Article Text
Abstract
Objectives To report the rare case of a woman who was induced at term for deranged liver function, was later was recognised as secondary to cardiac dysfunction and a literature review of this rare condition.
Methods We reviewed the case notes and investigations of the above woman and collected the demographic details, predisposing risk factors, antenatal/ intrapartum and postnatal care.

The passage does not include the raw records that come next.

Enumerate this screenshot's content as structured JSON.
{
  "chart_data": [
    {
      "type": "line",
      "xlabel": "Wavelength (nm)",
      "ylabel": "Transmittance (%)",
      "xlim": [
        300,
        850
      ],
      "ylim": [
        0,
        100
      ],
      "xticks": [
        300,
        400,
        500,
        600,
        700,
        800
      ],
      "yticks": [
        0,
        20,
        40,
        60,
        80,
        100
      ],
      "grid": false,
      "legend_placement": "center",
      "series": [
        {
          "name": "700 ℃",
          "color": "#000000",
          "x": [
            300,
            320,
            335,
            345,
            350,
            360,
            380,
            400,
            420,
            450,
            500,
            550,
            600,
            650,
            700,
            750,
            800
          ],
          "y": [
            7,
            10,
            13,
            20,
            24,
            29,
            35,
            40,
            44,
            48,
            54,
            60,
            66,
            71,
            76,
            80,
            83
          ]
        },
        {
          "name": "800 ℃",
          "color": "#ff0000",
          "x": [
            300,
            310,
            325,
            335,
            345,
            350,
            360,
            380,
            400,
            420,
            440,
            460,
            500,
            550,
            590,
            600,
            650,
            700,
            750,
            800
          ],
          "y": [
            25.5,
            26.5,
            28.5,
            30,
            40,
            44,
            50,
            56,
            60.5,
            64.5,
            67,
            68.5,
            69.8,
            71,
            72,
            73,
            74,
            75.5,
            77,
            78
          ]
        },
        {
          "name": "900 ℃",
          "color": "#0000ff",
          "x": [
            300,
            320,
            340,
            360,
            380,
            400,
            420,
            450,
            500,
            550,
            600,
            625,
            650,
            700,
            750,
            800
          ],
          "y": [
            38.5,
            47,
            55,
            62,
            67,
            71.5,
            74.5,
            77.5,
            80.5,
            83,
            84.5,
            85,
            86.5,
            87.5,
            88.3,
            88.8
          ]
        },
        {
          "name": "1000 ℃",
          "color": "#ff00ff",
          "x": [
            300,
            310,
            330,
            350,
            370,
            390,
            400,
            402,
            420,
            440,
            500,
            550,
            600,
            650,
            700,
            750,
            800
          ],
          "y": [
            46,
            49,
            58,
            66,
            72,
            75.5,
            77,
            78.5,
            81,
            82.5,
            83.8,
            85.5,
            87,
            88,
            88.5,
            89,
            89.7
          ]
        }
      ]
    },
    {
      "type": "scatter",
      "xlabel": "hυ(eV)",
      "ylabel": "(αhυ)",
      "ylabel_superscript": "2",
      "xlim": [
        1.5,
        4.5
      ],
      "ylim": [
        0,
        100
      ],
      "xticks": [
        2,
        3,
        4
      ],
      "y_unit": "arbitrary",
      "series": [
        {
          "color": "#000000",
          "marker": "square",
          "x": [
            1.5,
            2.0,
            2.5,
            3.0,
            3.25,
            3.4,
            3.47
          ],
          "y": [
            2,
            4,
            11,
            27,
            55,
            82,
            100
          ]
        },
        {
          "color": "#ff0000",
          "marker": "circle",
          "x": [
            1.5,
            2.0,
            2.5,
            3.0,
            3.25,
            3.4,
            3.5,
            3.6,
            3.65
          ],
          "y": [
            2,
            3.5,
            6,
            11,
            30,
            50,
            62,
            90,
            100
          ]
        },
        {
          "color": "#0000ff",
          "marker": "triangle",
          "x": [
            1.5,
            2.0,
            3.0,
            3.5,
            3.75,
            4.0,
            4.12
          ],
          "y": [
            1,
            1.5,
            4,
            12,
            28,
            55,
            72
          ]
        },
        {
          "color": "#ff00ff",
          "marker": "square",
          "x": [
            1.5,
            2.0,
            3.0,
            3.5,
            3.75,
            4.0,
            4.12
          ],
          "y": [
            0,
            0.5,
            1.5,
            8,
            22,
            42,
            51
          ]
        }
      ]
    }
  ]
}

Results A 34 yr old woman in her second pregnancy, was induced at term as her liver enzymes were raised, and she had an emergency caesarean section for fetal distress. Postpartum the liver function was further deteriorating with borderline low platelets. Clinical examination revealed a cardiac murmur and echocardiogram showed right heart failure, with ejection fraction less than 30%. Cardiologists diagnosed peripartum cardiomyopathy and the woman was transferred to cardiac centre for further management.
Women with PPCM usually present with dyspnea, dizziness, chest pain, cough, neck vein distension, fatigue, and peripheral oedema. They can also manifest as arrhythmias, embolic events due to the dilated, dysfunctional left ventricle, acute myocardial infarction due to decreased perfusion to the coronary arteries, jugular venous distention, S3 and S4 gallop, and hepatomegaly. Diagnosis of PPCM requires the exclusion of other causes of heart failure: myocardial infarction, sepsis, severe preeclampsia, pulmonary embolism, valvular diseases.
Conclusions PPCM occurs in previously healthy women in the third trimester of pregnancy and up to 5 months postpartum. The incidence is low (0.1% of pregnancies) but morbidity and mortality rates are high (5%–32%) with highly variable outcomes. Early multi-disciplinary involvement including senior Obstetricians, anaesthetists, intensivists, cardiologists and neonatologists helps in improving the outcomes.